A wrinkle that is found in the front of the human brain has been linked to hallucinations caused by schizophrenia. The folds are typically shorter in patients who hallucinate, while the folds of patients who don’t hallucinate are longer.
This frontal area of the human brain is believed to play a role in distinguishing real perceptions from imaginary hallucinations. Researchers believe that these findings might help doctors in diagnosing patients with schizophrenia as early as possible.
The wrinkle is known as paracingulate sulcus, or PCS. It varies greatly in shape between different people. The wrinkle first appears in the brain shortly before most births take place.
Neuroscientist from the University of Cambridge Jon Simons explained, “It's a region that, although it's not fully developed by birth, whether or not it's going to be a particularly prominent fold or not is present in the brain at birth.
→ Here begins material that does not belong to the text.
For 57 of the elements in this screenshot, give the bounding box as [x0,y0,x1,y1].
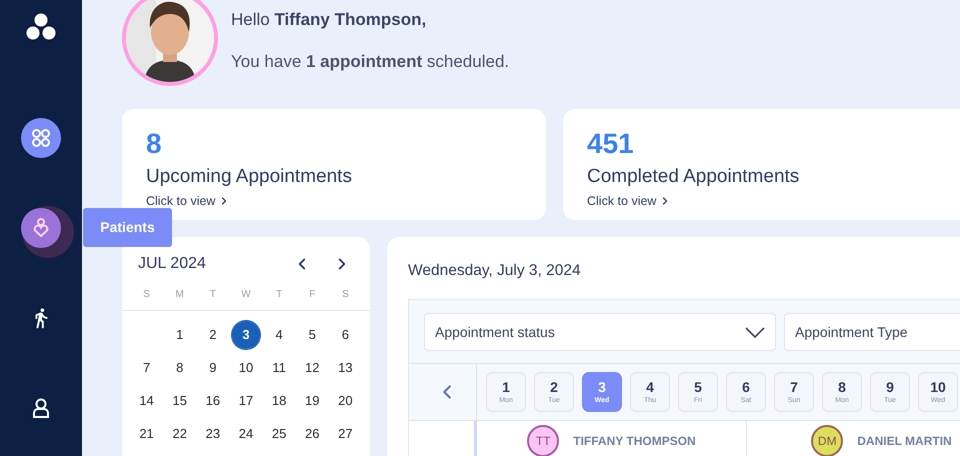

It might be that if somebody is born with this particular property, a reduction in this brain fold that might give them a predisposition towards developing something like hallucinations later on in life."
Further research will be conducted in order to see if differences in folds can be detected in young children. If this proves to be the case, doctors should be able to offer extra support for people who are at the highest risk of developing schizophrenia.
However, Simons also pointed out that schizophrenia is a very complicated disorder and that hallucinations are just one of the many symptoms. Many sufferers of schizophrenia suffer from other irregular thought processes.
Simons said, “We've known for some time that disorders like schizophrenia are not down to a single region of the brain. Changes are seen throughout various different areas. To be able to pin such a key symptom to a relatively specific part of the brain is quite unusual."
Schizophrenia patients that do suffer from hallucinations were found to have PCS wrinkles that were 2cm shorter on average than patients that don’t suffer from hallucinations and 3cm shorter on average than people without schizophrenia.
However, the scientists have yet to determine why the schizophrenic patients are experiencing the hallucinations in the first place. It is expected that there are many different causes of hallucinations that go beyond the differing lengths of this particular brain fold.
Still, it is highly probable that people with short PCS folds are less likely to be able to distinguish between reality and their imaginations. This discovery should certainly help doctors in better understanding the disorder and how they can help patients.